And he talked about physics, of course, a great deal and there I argued with him a lot because I still had strong resistance to his way of doing things.
[Q] His way of doing things now being path integrals....
Yes. I said to him, 'Look, you've got to get the mathematics right otherwise it doesn't make any sense. You've got to have some solid foundation in mathematics. It's all right to draw the pictures but...'
[Q] Could I interrupt you?
Yes.
[Q] I mean, could you... when were you introduced to path integrals and his way of thinking about quantum mechanics? Maybe you could say a few words about that.
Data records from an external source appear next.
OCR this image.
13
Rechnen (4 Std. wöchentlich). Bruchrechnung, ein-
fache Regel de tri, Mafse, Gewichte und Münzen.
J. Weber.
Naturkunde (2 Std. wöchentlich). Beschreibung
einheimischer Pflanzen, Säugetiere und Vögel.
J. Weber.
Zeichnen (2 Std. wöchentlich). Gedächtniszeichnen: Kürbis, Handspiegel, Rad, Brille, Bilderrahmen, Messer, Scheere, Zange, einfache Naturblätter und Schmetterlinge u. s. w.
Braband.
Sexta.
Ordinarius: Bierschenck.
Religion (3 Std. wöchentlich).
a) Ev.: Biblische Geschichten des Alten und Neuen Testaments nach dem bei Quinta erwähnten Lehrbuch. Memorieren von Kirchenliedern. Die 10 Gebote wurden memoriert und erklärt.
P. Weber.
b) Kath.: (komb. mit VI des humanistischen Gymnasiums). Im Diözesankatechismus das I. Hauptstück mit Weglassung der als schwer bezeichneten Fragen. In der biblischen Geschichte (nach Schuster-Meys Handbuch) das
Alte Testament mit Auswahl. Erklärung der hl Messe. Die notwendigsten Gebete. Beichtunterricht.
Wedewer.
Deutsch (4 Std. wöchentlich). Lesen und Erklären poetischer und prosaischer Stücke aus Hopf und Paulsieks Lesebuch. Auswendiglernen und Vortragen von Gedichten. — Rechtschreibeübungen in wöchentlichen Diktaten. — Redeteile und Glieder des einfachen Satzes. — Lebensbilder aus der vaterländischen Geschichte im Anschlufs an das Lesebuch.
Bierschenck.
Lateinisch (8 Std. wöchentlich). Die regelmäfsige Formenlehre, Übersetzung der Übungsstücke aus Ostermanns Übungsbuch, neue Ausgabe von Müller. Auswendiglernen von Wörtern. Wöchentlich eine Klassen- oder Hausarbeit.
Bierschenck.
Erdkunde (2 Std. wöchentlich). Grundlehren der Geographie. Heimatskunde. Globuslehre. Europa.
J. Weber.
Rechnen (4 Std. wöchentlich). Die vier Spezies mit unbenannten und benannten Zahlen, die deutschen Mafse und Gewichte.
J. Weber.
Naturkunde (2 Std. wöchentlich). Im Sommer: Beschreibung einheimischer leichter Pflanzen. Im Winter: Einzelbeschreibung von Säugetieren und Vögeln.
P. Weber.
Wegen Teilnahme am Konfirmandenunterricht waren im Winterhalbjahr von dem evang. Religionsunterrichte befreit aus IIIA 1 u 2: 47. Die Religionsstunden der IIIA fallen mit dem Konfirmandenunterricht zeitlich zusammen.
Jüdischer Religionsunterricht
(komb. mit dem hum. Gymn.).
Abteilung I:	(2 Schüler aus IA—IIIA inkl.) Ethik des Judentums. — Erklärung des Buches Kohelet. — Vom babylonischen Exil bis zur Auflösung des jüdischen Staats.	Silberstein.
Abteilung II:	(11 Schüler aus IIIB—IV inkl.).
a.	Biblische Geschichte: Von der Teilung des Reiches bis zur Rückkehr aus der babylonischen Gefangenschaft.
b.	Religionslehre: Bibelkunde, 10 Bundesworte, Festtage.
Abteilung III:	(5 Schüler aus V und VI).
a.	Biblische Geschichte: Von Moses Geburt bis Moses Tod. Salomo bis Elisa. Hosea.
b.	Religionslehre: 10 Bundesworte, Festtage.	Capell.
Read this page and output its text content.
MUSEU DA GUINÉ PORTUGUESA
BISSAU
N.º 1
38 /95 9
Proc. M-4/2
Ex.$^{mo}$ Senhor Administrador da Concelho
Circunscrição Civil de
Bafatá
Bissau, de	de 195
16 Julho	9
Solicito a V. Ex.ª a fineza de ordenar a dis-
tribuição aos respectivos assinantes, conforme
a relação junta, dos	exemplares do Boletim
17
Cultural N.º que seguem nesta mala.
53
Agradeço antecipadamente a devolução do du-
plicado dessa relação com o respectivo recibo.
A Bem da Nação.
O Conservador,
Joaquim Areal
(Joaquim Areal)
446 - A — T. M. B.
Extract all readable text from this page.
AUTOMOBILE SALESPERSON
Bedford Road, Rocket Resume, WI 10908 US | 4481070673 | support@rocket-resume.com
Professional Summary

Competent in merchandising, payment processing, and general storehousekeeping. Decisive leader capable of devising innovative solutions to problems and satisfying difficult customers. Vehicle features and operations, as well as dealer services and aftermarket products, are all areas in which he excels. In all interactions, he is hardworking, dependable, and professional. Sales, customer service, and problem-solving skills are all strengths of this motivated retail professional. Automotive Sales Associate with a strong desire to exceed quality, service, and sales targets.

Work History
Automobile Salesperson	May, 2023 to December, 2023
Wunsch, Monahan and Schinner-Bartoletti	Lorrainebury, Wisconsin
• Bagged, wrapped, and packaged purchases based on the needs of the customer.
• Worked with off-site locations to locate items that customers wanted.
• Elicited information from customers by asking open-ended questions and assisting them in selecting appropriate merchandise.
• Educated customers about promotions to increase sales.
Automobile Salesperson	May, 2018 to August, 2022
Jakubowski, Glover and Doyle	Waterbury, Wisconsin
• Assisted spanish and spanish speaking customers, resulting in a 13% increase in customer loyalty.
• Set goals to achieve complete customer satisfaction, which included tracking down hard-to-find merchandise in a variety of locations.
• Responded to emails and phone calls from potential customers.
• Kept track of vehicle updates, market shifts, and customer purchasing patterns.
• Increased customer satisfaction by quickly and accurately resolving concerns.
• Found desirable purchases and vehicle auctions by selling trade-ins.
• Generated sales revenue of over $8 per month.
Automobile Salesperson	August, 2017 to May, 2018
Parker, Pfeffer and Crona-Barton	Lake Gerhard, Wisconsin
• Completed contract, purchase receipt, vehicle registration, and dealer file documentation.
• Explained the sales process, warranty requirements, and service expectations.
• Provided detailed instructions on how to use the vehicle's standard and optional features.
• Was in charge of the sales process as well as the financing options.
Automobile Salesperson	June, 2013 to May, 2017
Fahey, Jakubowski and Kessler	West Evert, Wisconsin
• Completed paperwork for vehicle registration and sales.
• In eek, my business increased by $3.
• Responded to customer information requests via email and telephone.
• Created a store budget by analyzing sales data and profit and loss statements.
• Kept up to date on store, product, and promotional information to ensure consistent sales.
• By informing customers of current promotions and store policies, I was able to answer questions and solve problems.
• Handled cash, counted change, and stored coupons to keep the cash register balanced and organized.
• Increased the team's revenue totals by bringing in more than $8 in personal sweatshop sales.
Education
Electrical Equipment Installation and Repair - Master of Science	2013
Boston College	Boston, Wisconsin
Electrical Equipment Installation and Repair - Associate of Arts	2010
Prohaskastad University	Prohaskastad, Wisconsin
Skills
Well he talked a great deal about integrals, but he didn't really use them. You see, there were two aspects to Feynman - I mean the way of doing physics. There was the path integral which gave him sort of the fundamental view of the physical world - before there were propagators this is. The path integral doesn't have propagators, the path integral simply says that you sum all the histories, that the world just does everything it can, there are no laws, there are no rules. You start out with the world in a certain state and then it does everything it can, it can move in all sorts of directions, all the particles can jiggle around as much as they want in all possible ways, and then at the end then there's a certain probability amplitude for finding a particular state in the future, and you find the probability amplitude for that future outcome by simply adding together all the paths. That's it - that's the recipe. And that makes sense, and so each path contributes an amplitude which is just got by integrating the Lagrangian over the volume, and that was his recipe. But he never really used that, but it gave him the physical basis. And then out of that he concocted these working rules which were sort of a crude approximation to the path integral, in which you simply gave each particle a straight line trajectory - instead of having a real path integral you just got a schematic approximation to it by having a straight line track for each particle, and then joining the tracks together at vertices where they interacted, and then you had propagators telling you how the particles got from one place to another. So in order to get the probability amplitude then you just added up the propagators. And that was sort of a crude version of a path integral, but it wasn't the same thing.